Porcelli and his team’s research addresses the question of how to design medications that stimulate maximum anti-cancer activity of NKT cells.
“Ultimately, we envision combining this approach with other forms of immunotherapy to synergistically activate multiple components of anti-tumor immunity,” he said.
Preclinical data from mouse models shows that NKT cells can mediate responses against a wide variety of cancers, including solid tumors and hematologic malignancies, he said.
“It is too early to focus on specific patient populations, but the first steps of testing in patients would likely involve high risk cases of metastatic disease with few remaining therapeutic options,” Porcelli said. “As for all immunotherapies, the various strategies we envision for NKT cell directed therapies will require advanced healthcare infrastructure and will likely be costly.

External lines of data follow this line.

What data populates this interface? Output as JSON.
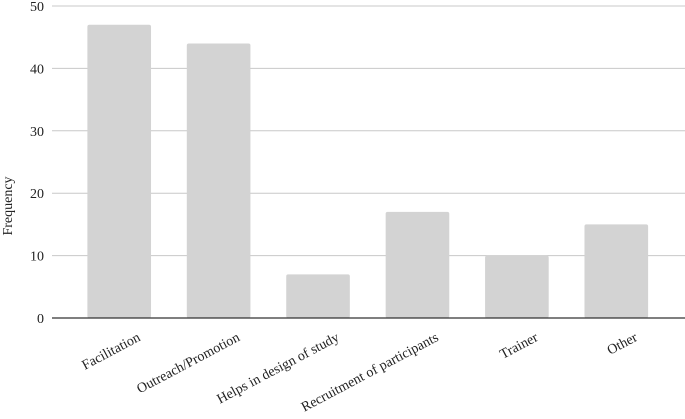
{
  "chart_data": {
    "type": "bar",
    "y_label": "Frequency",
    "categories": [
      "Facilitation",
      "Outreach/Promotion",
      "Helps in design of study",
      "Recruitment of participants",
      "Trainer",
      "Other"
    ],
    "values": [
      47,
      44,
      7,
      17,
      10,
      15
    ],
    "color": "#d3d3d3",
    "ylim": [
      0,
      50
    ],
    "yticks": [
      0,
      10,
      20,
      30,
      40,
      50
    ],
    "grid": true
  }
}
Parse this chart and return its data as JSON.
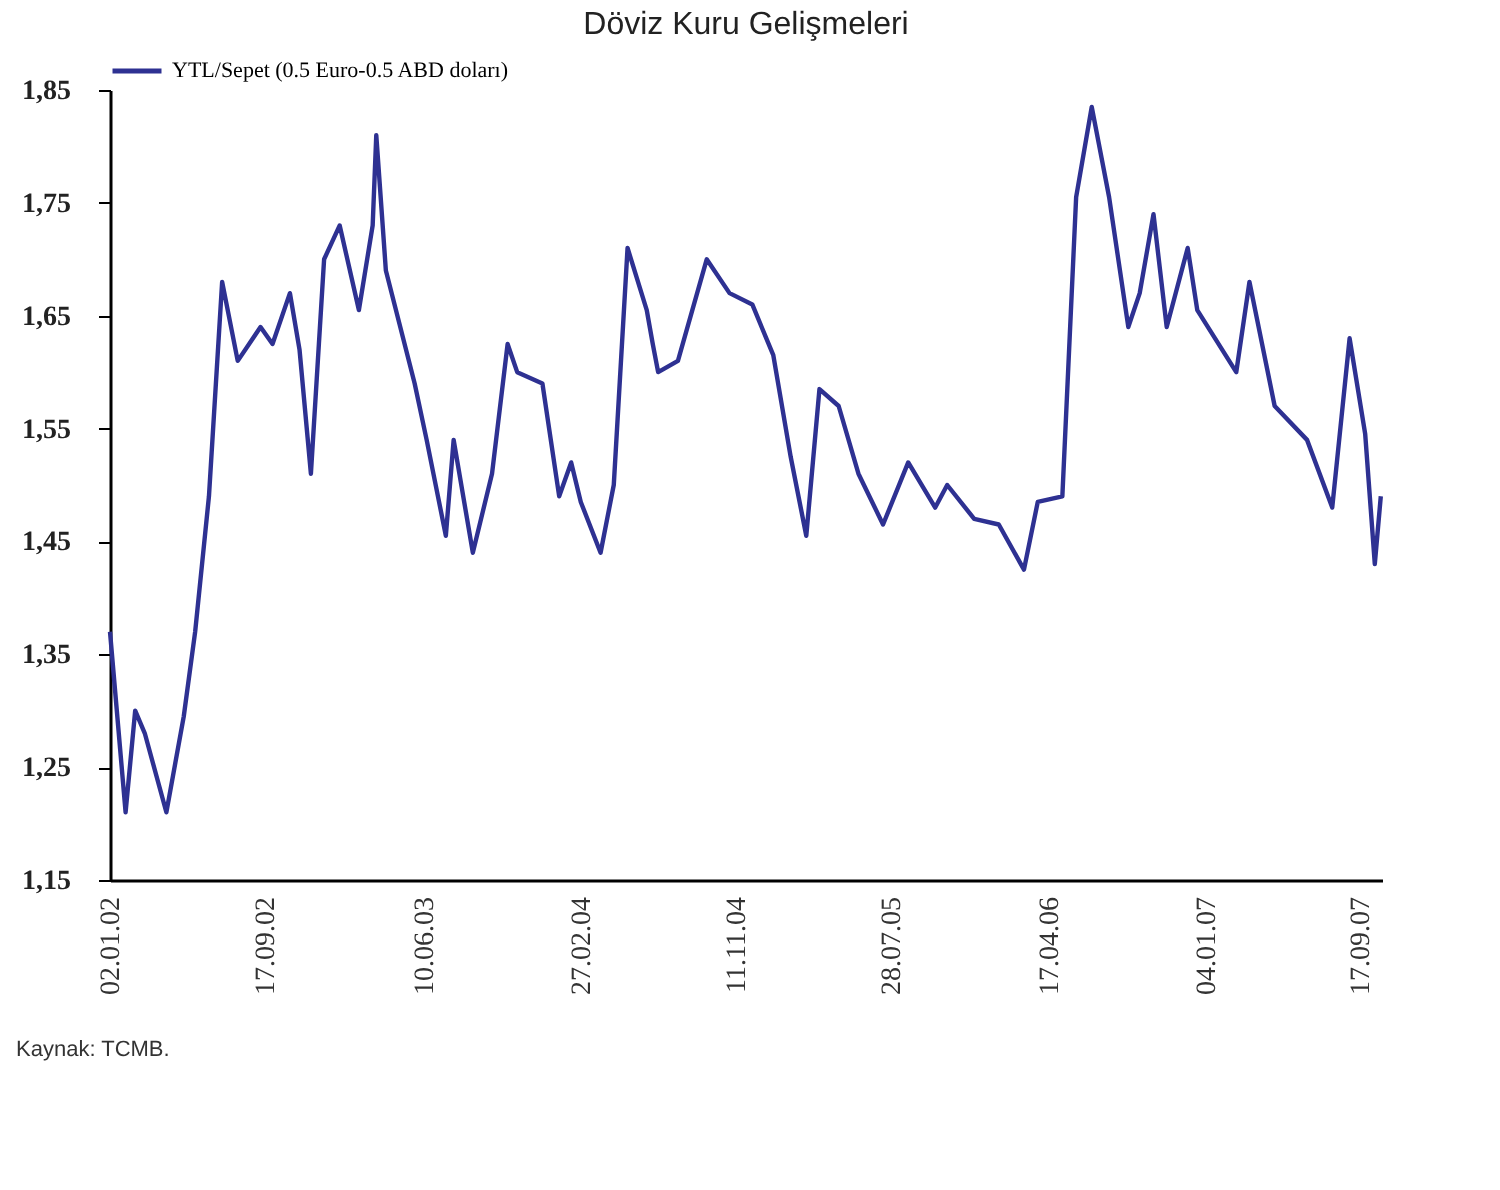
{
  "chart_data": {
    "type": "line",
    "title": "Döviz Kuru Gelişmeleri",
    "x": [
      "2002-01-02",
      "2002-01-28",
      "2002-02-13",
      "2002-03-01",
      "2002-04-06",
      "2002-05-05",
      "2002-05-24",
      "2002-06-16",
      "2002-07-08",
      "2002-08-03",
      "2002-09-10",
      "2002-09-30",
      "2002-10-29",
      "2002-11-14",
      "2002-12-03",
      "2002-12-25",
      "2003-01-20",
      "2003-02-21",
      "2003-03-16",
      "2003-03-22",
      "2003-04-07",
      "2003-05-25",
      "2003-06-14",
      "2003-07-16",
      "2003-07-29",
      "2003-08-30",
      "2003-10-01",
      "2003-10-27",
      "2003-11-12",
      "2003-12-24",
      "2004-01-21",
      "2004-02-10",
      "2004-02-26",
      "2004-03-30",
      "2004-04-21",
      "2004-05-14",
      "2004-06-15",
      "2004-06-25",
      "2004-07-04",
      "2004-08-06",
      "2004-09-23",
      "2004-10-31",
      "2004-12-08",
      "2005-01-12",
      "2005-02-10",
      "2005-03-08",
      "2005-03-30",
      "2005-05-01",
      "2005-06-03",
      "2005-07-14",
      "2005-08-25",
      "2005-10-09",
      "2005-10-29",
      "2005-12-13",
      "2006-01-23",
      "2006-03-06",
      "2006-03-29",
      "2006-05-09",
      "2006-06-01",
      "2006-06-27",
      "2006-07-26",
      "2006-08-27",
      "2006-09-15",
      "2006-10-08",
      "2006-10-30",
      "2006-12-04",
      "2006-12-20",
      "2007-02-23",
      "2007-03-17",
      "2007-04-28",
      "2007-06-21",
      "2007-08-02",
      "2007-08-31",
      "2007-09-26",
      "2007-10-12",
      "2007-10-22"
    ],
    "series": [
      {
        "name": "YTL/Sepet (0.5 Euro-0.5 ABD doları)",
        "color": "#2e3192",
        "values": [
          1.37,
          1.21,
          1.3,
          1.28,
          1.21,
          1.295,
          1.37,
          1.49,
          1.68,
          1.61,
          1.64,
          1.625,
          1.67,
          1.62,
          1.51,
          1.7,
          1.73,
          1.655,
          1.73,
          1.81,
          1.69,
          1.59,
          1.54,
          1.455,
          1.54,
          1.44,
          1.51,
          1.625,
          1.6,
          1.59,
          1.49,
          1.52,
          1.485,
          1.44,
          1.5,
          1.71,
          1.655,
          1.625,
          1.6,
          1.61,
          1.7,
          1.67,
          1.66,
          1.615,
          1.525,
          1.455,
          1.585,
          1.57,
          1.51,
          1.465,
          1.52,
          1.48,
          1.5,
          1.47,
          1.465,
          1.425,
          1.485,
          1.49,
          1.755,
          1.835,
          1.755,
          1.64,
          1.67,
          1.74,
          1.64,
          1.71,
          1.655,
          1.6,
          1.68,
          1.57,
          1.54,
          1.48,
          1.63,
          1.545,
          1.43,
          1.49
        ]
      }
    ],
    "xlim": [
      "2002-01-02",
      "2007-10-24"
    ],
    "xticks": [
      {
        "value": "2002-01-02",
        "label": "02.01.02"
      },
      {
        "value": "2002-09-17",
        "label": "17.09.02"
      },
      {
        "value": "2003-06-10",
        "label": "10.06.03"
      },
      {
        "value": "2004-02-27",
        "label": "27.02.04"
      },
      {
        "value": "2004-11-11",
        "label": "11.11.04"
      },
      {
        "value": "2005-07-28",
        "label": "28.07.05"
      },
      {
        "value": "2006-04-17",
        "label": "17.04.06"
      },
      {
        "value": "2007-01-04",
        "label": "04.01.07"
      },
      {
        "value": "2007-09-17",
        "label": "17.09.07"
      }
    ],
    "ylim": [
      1.15,
      1.85
    ],
    "yticks": [
      {
        "value": 1.15,
        "label": "1,15"
      },
      {
        "value": 1.25,
        "label": "1,25"
      },
      {
        "value": 1.35,
        "label": "1,35"
      },
      {
        "value": 1.45,
        "label": "1,45"
      },
      {
        "value": 1.55,
        "label": "1,55"
      },
      {
        "value": 1.65,
        "label": "1,65"
      },
      {
        "value": 1.75,
        "label": "1,75"
      },
      {
        "value": 1.85,
        "label": "1,85"
      }
    ],
    "legend": "top",
    "grid": false,
    "marker": "none",
    "line_style": "solid",
    "annotations": [
      "Kaynak: TCMB."
    ]
  }
}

“However, as other recent approaches to cancer immunotherapy show, these impediments can be overcome and should not stand in the way of aggressive development toward clinical applications,” Porcelli added.
The new approaches in NKT cell therapy outlined in the study are different from those currently used in clinical practice, which are mainly checkpoint inhibitors that augment the activity of conventional cytotoxic T-Cells.
“We believe that NKT cells are likely to synergize with conventional T-Cells in a variety of ways, and believe that there will be substantial benefit from combining NKT cell activators with other immune enhancing modalities,” Porcelli said, adding that he sees more optimization in the future development of NKT therapies. “We hope to see tailored immunotherapies emerge that are optimized for particular types of cancers, and personalized for individual patients. We would like to see NKT cell activators included in the development of these multicomponent, next-generation immunotherapies.”